This week, The Miami Herald has a story about how the Obama Administration is potentially breaking the law regarding the use of credit cards in Cuba (Stonegate Bank) and business ventures with the Cuban military (Starwood Hotels).

Note how two of Washington, D.C.’s biggest and most respected law firms agree that Stonegate Bank’s use of credit cards are subject to Section 103 of the Cuban Liberty and Democratic Solidarity Act.

Thus, as we have previously detailed — such credit card transaction are blatantly illegal.

From The Miami Herald:

U.S. policy for credit cards in Cuba too lenient, critics say

U.S. residents who travel to Cuba will be able to use a MasterCard issued by Florida-based Stonegate, the bank announced this month. But what happens if they use the card in a hotel owned by the Cuban military or a property seized by the Cuban government from U.S. owners in the 1960s?
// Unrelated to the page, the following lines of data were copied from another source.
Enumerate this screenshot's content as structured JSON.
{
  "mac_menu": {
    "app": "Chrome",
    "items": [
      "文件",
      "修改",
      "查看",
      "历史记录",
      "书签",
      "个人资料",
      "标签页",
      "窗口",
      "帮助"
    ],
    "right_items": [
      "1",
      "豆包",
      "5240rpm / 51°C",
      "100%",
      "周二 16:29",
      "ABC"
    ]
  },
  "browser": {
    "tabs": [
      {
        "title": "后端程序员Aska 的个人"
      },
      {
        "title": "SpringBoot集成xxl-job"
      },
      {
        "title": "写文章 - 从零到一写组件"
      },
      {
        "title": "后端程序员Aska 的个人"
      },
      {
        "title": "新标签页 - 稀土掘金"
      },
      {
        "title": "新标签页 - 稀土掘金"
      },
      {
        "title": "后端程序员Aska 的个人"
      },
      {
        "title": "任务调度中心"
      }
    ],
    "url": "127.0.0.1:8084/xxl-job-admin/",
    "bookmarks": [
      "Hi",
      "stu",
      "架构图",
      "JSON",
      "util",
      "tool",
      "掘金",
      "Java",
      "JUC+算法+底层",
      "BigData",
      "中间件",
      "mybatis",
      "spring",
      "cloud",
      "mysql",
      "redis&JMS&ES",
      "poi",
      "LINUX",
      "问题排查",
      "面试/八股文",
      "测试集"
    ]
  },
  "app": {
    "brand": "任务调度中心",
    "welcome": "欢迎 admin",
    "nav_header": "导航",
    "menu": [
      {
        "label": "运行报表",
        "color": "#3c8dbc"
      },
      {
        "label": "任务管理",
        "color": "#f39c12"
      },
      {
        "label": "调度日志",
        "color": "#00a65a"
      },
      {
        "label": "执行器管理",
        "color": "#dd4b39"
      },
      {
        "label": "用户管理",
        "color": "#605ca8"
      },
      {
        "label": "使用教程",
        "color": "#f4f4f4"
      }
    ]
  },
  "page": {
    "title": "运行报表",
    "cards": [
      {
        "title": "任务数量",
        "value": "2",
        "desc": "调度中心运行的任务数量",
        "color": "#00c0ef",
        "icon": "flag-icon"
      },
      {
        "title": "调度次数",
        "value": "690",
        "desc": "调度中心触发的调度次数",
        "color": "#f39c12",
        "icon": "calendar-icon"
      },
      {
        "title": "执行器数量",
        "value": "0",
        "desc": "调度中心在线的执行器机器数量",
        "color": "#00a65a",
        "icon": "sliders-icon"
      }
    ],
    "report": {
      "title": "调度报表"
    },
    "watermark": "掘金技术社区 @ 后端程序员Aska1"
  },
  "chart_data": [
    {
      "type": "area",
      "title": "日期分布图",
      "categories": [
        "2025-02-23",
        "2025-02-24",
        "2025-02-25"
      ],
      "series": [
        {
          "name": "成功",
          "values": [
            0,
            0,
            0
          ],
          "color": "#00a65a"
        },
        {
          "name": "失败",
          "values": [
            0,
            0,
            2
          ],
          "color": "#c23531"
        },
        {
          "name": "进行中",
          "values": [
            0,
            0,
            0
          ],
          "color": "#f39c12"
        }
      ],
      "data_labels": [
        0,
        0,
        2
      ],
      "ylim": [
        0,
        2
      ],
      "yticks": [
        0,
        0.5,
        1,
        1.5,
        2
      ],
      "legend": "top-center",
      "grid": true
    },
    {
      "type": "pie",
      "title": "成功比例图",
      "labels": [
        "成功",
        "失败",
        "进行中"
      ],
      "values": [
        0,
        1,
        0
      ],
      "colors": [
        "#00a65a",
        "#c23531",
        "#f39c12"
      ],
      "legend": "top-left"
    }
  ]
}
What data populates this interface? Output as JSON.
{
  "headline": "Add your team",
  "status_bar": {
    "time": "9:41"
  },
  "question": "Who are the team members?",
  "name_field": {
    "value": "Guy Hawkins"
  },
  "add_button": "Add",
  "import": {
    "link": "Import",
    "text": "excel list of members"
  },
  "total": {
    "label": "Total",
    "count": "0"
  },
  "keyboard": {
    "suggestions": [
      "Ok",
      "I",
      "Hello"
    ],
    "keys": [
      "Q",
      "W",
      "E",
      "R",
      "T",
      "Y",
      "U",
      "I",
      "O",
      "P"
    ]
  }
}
Mauricio Claver-Carone, executive director of the U.S.-Cuba Democracy PAC, said Section 103 “has no exceptions as written.” The Obama administration, he added, has been “stretching” embargo rules to introduce new “exceptions” that derive from previous exceptions but are “inconsistent” with other parts of the law.

Claver-Carone, who follows Cuba policy closely on his blog, Capitol Hill Cubans, said the license issued to Starwood is “inconsistent” with the policy of “empowering the Cuban people” because it would benefit the military, not private business people.

In the case of Stonegate, he said, the U.S. Treasury Department should require the bank to set up a system to certify that transactions with its credit card will not involve confiscated U.S. properties […]

Legal studies generated by both sides of the policy debate over Cuba have reached different conclusions, but all agree that Section 103 would take precedence.

The law firm of Steptoe & Johnson LLP concluded in January of 2015 that the new rules allowing the use of debit and credit cards “were inconsistent with the prohibitions in the U.S. law related to indirect financing of confiscated properties in Cuba.”

A report commissioned by the Cuba Study Group from the law firm Hogan Lovells in 2011 on executive branch powers concluded the president could allow U.S. banks to offer Cuba financing for transactions linked to the provision of authorized services. “Any such authorizations, however, would be subject to the prohibitions set forth in Section 103” and other laws “on the provisions for transactions involving property confiscated by the Cuban government.”